A lot of people from my “Legendary Russian Hunters” list will be from the Far East, for a good reason – the best way to become a legend is to hunt dangerous game, and in no other part of Russia are there so many tigers, leopards, and bears. But my next hero, a native of this land, never hunted big cats – for the indigenous peoples of the area it was a taboo.
Dersu Uzala was a trapper and a market hunter. He introduced himself as Nanai, but modern ethnographers, from certain traits of his culture, lifestyle and biography, identify him as Udege. He served as a guide for Vladimir Arsenyiev, a Russian Army cartographer and surveyer, accompanying him in a number of expeditions across the Primorye in 1902-1907. Later Arsenyev reworked his logs into a series of extremely popular travel and adventure books, where Dersu is portrayed as the ultimate woodsman. His bullets never missed, his knowledge of nature was comprehensive, and his power of observation and deduction rivaled that of Sherlock Holmes, making Dersu the ultimate tracker.

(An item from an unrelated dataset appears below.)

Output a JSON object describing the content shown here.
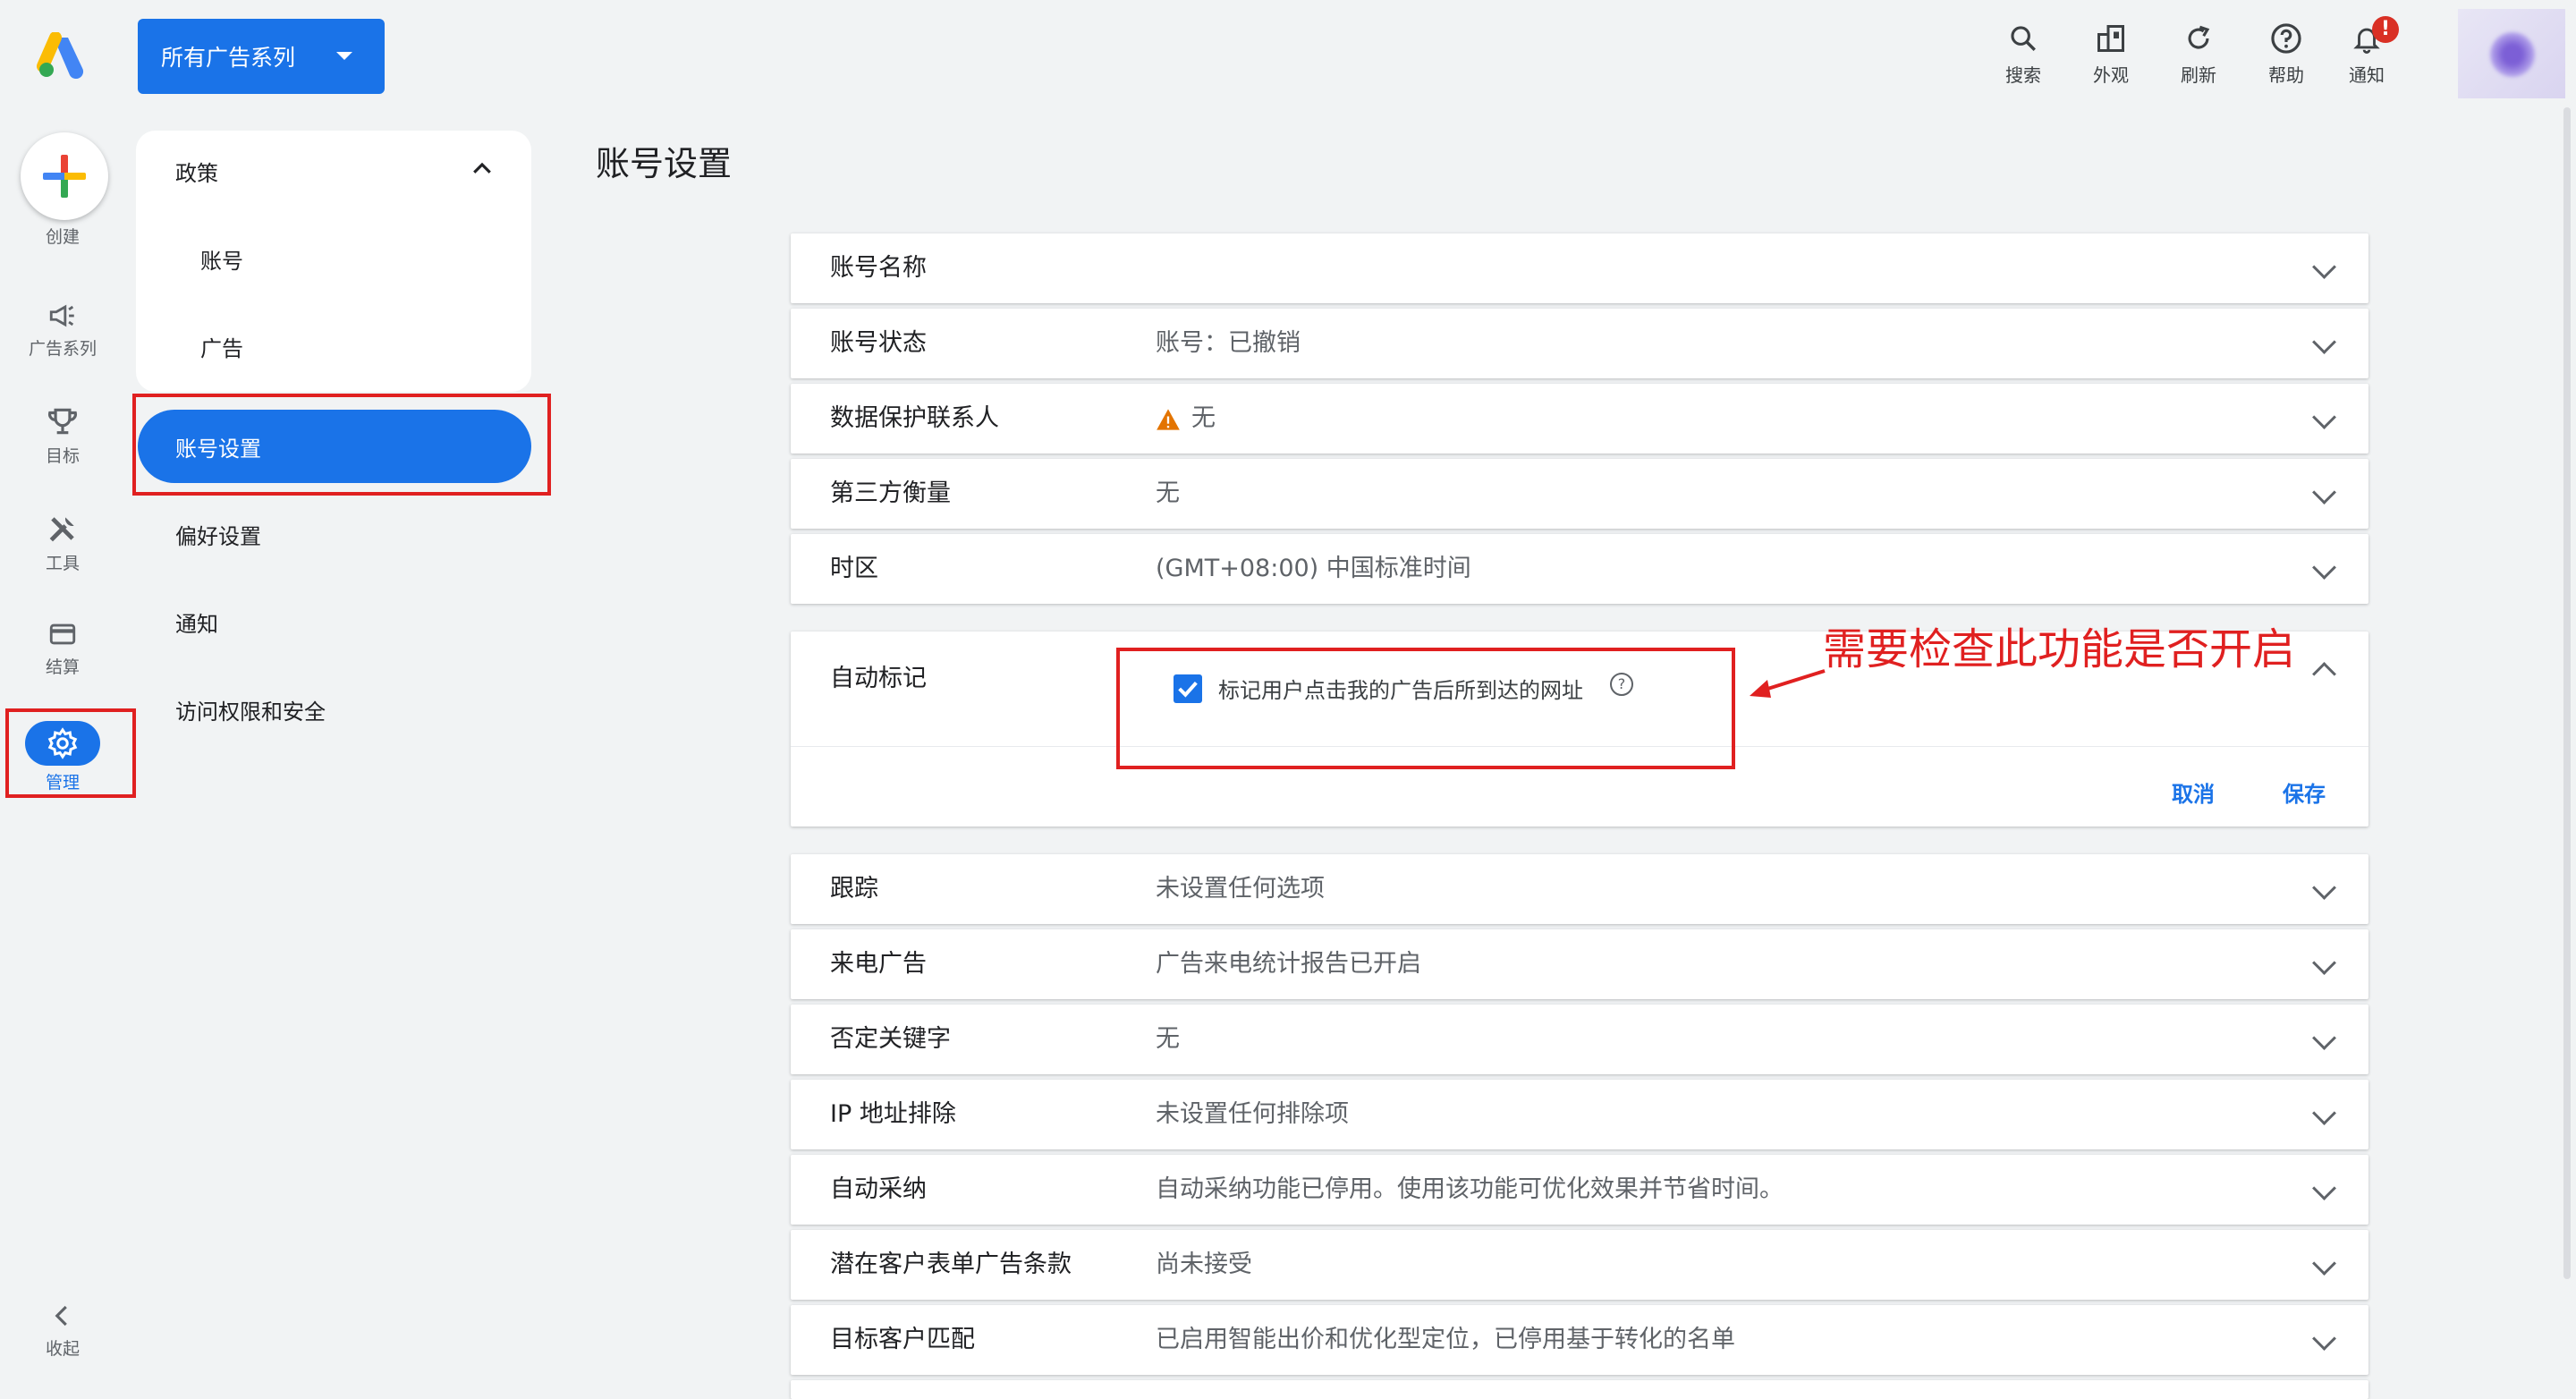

Dersu and Arsentiev formed a deep friendship, so when Dersu started to have problems with eyesight, Arsenyev invited him to come and live with him in Vladivostok. But Dersu couldn’t adapt to life in a big city, and left for the taiga. On his way, he was murdered by unidentified bandits. In 1975 the story was made into an Oscar-winning movie by the great Japanese director Akiro Kurosawa.
It’s hard to say whether Dersu’s image in Arsenyev’s books is mostly factual or somewhat fictional – but it entered the Russian collective consciousness, and “Dersu Uzala” has become an idiom for a perfect hunter, of unsurpassible woodcraft, for whom the wilderness is a natural environment. If that doesn’t make a man a legend, then what does?